Tengo 24 años y de todo lo que he visto, olido, tocado, probado, escuchado, sentido y presentido, de todo lo que encuentro bajo el sol, lo que más me sigue maravillando –tanto por su práctica ausencia en mí como por su abundancia a mi alrededor– es la esperanza. Me resulta increíble mirar a personas que, en medio de las situaciones más inverosímiles –y en este caso inverosímil puede ser sustituido por deprimente, fatal, terrible o algo así– se mantienen con ánimos. Y no hablo de esas personas que niegan la realidad y parece que se tomaron 45 redbulls y una línea de cocaína, no. Me refiero a esas personas que después de quejarse, suspirar, llorar ligeramente y berrear a moco tendido –en estricto orden de aparición según he constatado–, terminan secándose las lágrimas con una servilleta mientras aseguran que todo va a estar bien, que todo va a mejorar. Primero Dios.
Y no me malentienda querido lector o lectora; sé que todos necesitamos darnos ánimos, encontrar algo en qué pisar, algo en qué apoyarnos para levantarnos y seguir de nuevo, no es eso. Lo que me maravilla es la aseveración, esa convicción de que secreta pero tangiblemente todo se va a ordenar, todo va a funcionar como yo espero y hasta Dios mismo hará lo que yo digo que debe hacer. Como si todo fuera tan fácil. Como si todo dependiera de mí, o mejor dicho de mi simple cambio de actitud, de mi buen ánimo, de mi sonrisa final. De la capacidad histriónica que yo tenga para imprimirle verosimilitud a mi frase esperanzadora.
Lo constato una y otra vez: esta forma de ver el mundo termina deprimiéndome en lugar de animarme. Me deprime pensar que en realidad las cosas son mucho más complejas, que en el mundo debe haber miles de gentes con esta misma actitud que mañana se darán cuenta de que no importa cuánto se esfuercen, cuánta esperanza y optimismo y ánimo y ganas –frase tan patética y vacía de significado real esa de "echarle ganas" a las cosas– le agreguen a su vida, las cosas simplemente no serán como ellos esperan. Me aterra pensar que tal vez yo soy una de esas personas, uno de los miles –tal vez millones– de Charlie Browns que pueblan el mundo, que habitan la tierra sólo para funcionar como ejemplos de lo que no se debe hacer, para que la gente nos mire y, moviendo la cabeza en señal de desaprobación, les diga a sus hijos que aprendan de nosotros, de lo que no se debe hacer.

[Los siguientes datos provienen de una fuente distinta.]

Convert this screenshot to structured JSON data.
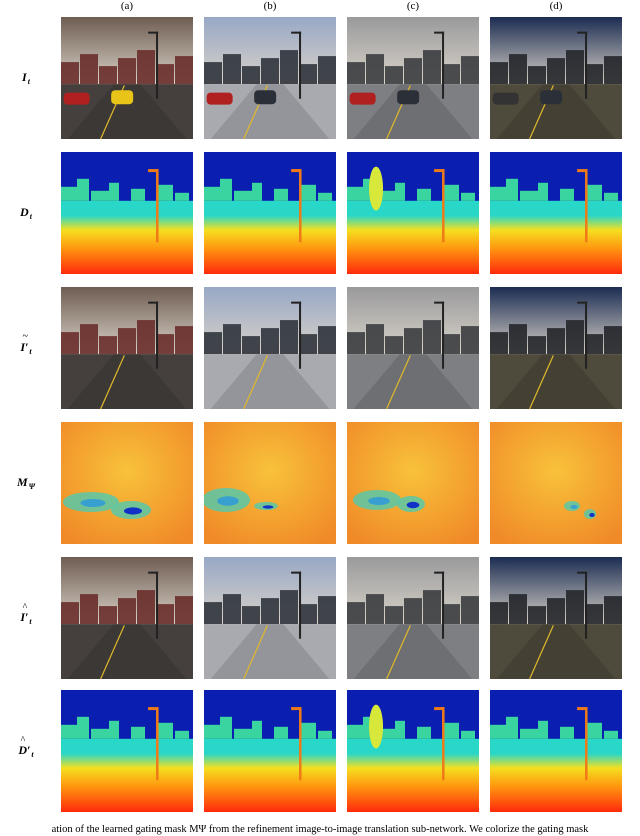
{
  "columns": [
    "(a)",
    "(b)",
    "(c)",
    "(d)"
  ],
  "rows": [
    {
      "symbol": "I",
      "sub": "t",
      "prime": false,
      "accent": "none",
      "kind": "rgb"
    },
    {
      "symbol": "D",
      "sub": "t",
      "prime": false,
      "accent": "none",
      "kind": "depth"
    },
    {
      "symbol": "I",
      "sub": "t",
      "prime": true,
      "accent": "tilde",
      "kind": "rgb"
    },
    {
      "symbol": "M",
      "sub": "Ψ",
      "prime": false,
      "accent": "none",
      "kind": "gate"
    },
    {
      "symbol": "I",
      "sub": "t",
      "prime": true,
      "accent": "hat",
      "kind": "rgb"
    },
    {
      "symbol": "D",
      "sub": "t",
      "prime": true,
      "accent": "hat",
      "kind": "depth"
    }
  ],
  "caption": "ation of the learned gating mask MΨ from the refinement image-to-image translation sub-network. We colorize the gating mask",
  "colors": {
    "depth_sky": "#0a1fb0",
    "depth_far": "#28d7c8",
    "depth_near": "#ff2a0c",
    "gate_high": "#f8c23a",
    "gate_low": "#1030c8"
  },
  "scene_palettes": [
    {
      "name": "sunset",
      "sky": "#6f5d52",
      "ground": "#45403e",
      "buildings": "#6a2e2a"
    },
    {
      "name": "overcast-blue",
      "sky": "#98a8c6",
      "ground": "#a9aab0",
      "buildings": "#30343c"
    },
    {
      "name": "grey",
      "sky": "#9a9a9c",
      "ground": "#7d7f82",
      "buildings": "#3b3d40"
    },
    {
      "name": "night",
      "sky": "#1c2d52",
      "ground": "#4e4a3c",
      "buildings": "#24262a"
    }
  ]
}
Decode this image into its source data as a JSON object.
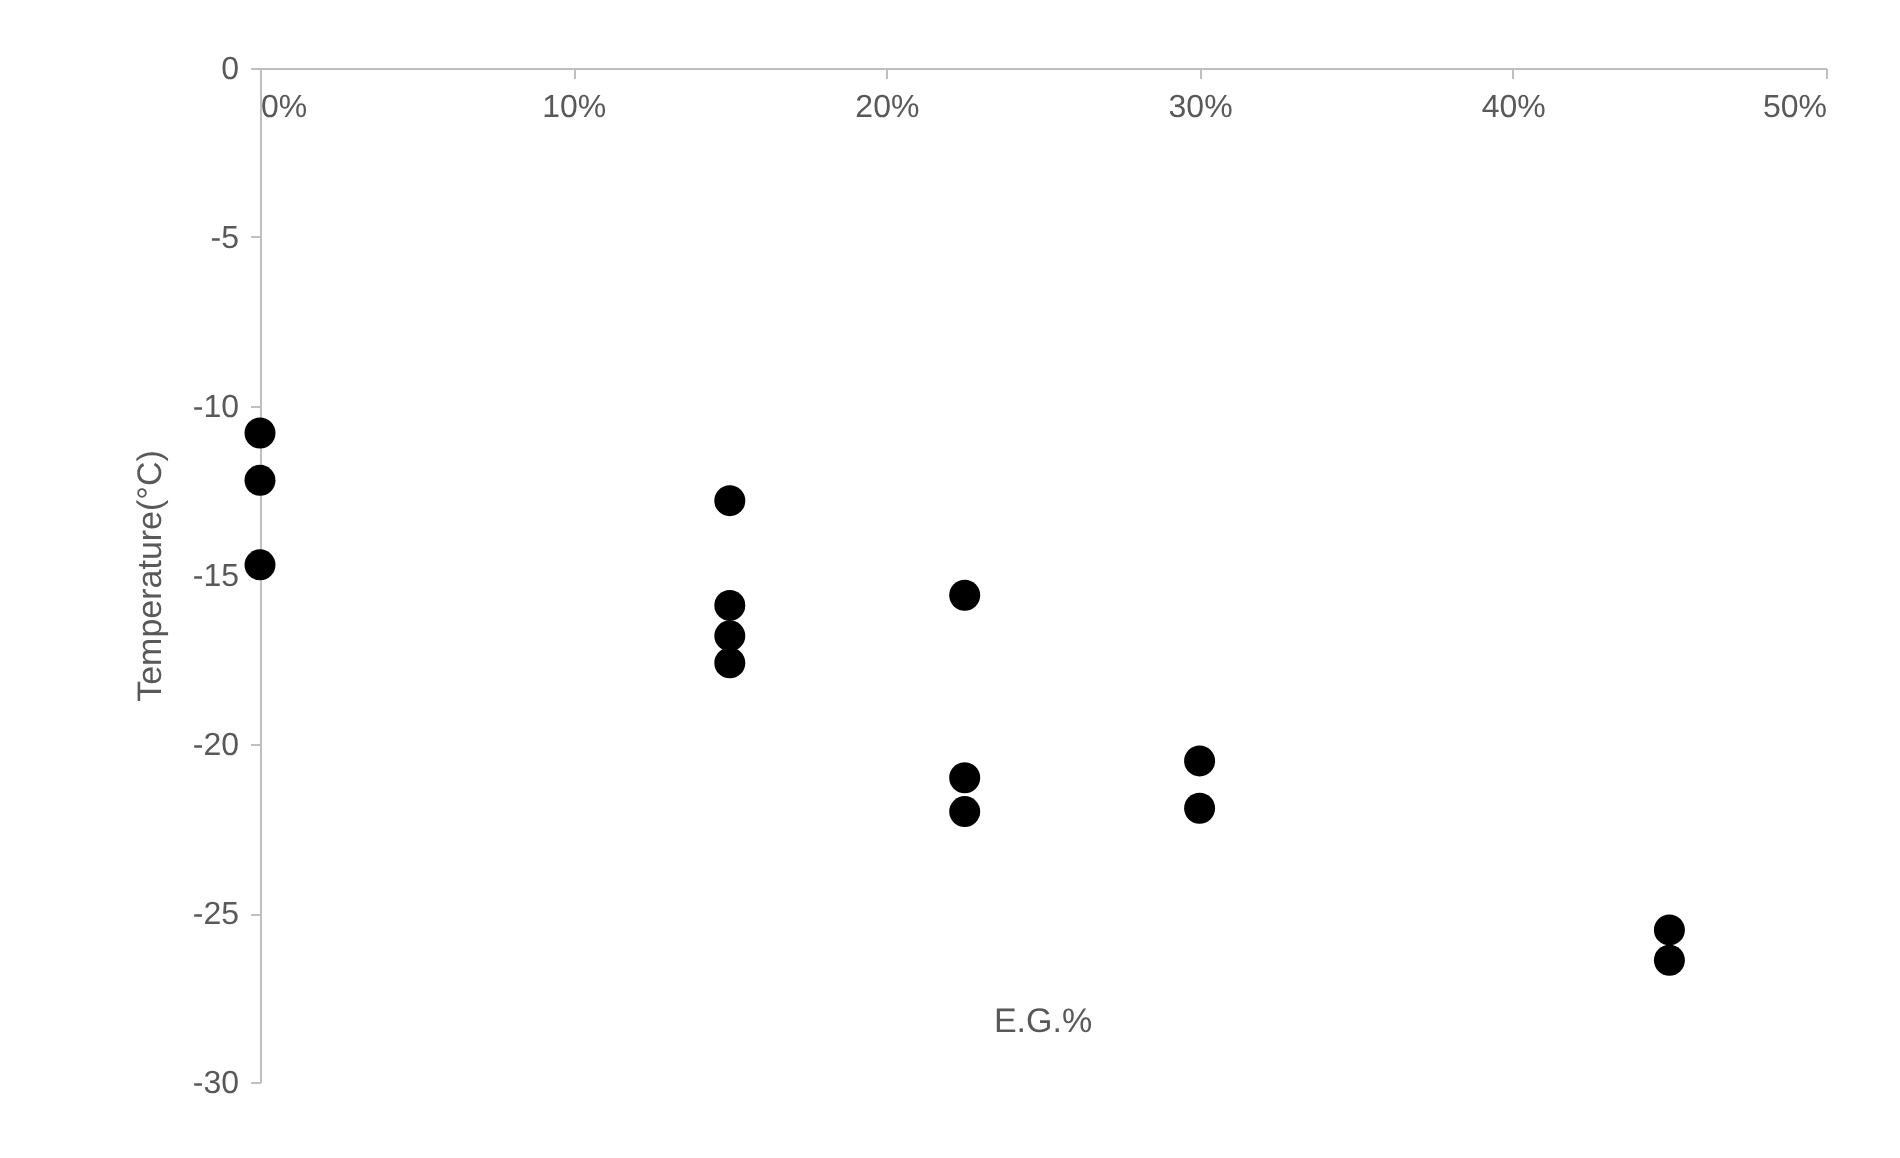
{
  "chart_data": {
    "type": "scatter",
    "xlabel": "E.G.%",
    "ylabel": "Temperature(°C)",
    "x": [
      0,
      0,
      0,
      15,
      15,
      15,
      15,
      22.5,
      22.5,
      22.5,
      30,
      30,
      45,
      45
    ],
    "series": [
      {
        "color": "#000000",
        "values": [
          -10.8,
          -12.2,
          -14.7,
          -12.8,
          -15.9,
          -16.8,
          -17.6,
          -15.6,
          -21.0,
          -22.0,
          -20.5,
          -21.9,
          -25.5,
          -26.4
        ]
      }
    ],
    "xlim": [
      0,
      50
    ],
    "xticks": [
      {
        "value": 0,
        "label": "0%"
      },
      {
        "value": 10,
        "label": "10%"
      },
      {
        "value": 20,
        "label": "20%"
      },
      {
        "value": 30,
        "label": "30%"
      },
      {
        "value": 40,
        "label": "40%"
      },
      {
        "value": 50,
        "label": "50%"
      }
    ],
    "ylim": [
      -30,
      0
    ],
    "yticks": [
      0,
      -5,
      -10,
      -15,
      -20,
      -25,
      -30
    ],
    "grid": false,
    "legend": false,
    "marker": "circle"
  }
}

Por eso no sé que hacer cuando en medio de un problema alguien se acerca a mí para platicar. Desde el fondo de mi corazón quisiera poder decirle a esa persona que no se preocupe, que todo va a estar bien, que al final todo saldrá tal como lo espera, pero, carajo, soy demasiado moral como para decir eso sabiendo que no es cierto. Tengo ganas de decirle que se prepare porque siempre se puede estar peor y generalmente nuestras vidas tienden a dirigirse inexplicablemente a ese punto de lo peor insuperable, como la segunda ley de la termodinámica; todo el calor tiende a enfriarse, toda la vida termina en muerte, toda alegría terminará por deprimirte. Pero qué clase de amigo sería si dijera esto?
Al final, no queda mucho más que afirmar con la cabeza y quedarse callado, esperando que, como un amigo criticón y fatalista dice mientras ve sin esperanzas a su equipo, esta vez Dios y la esperanza nos callen la boca. O por lo menos que no se ensañen tanto –otra vez– con nosotros.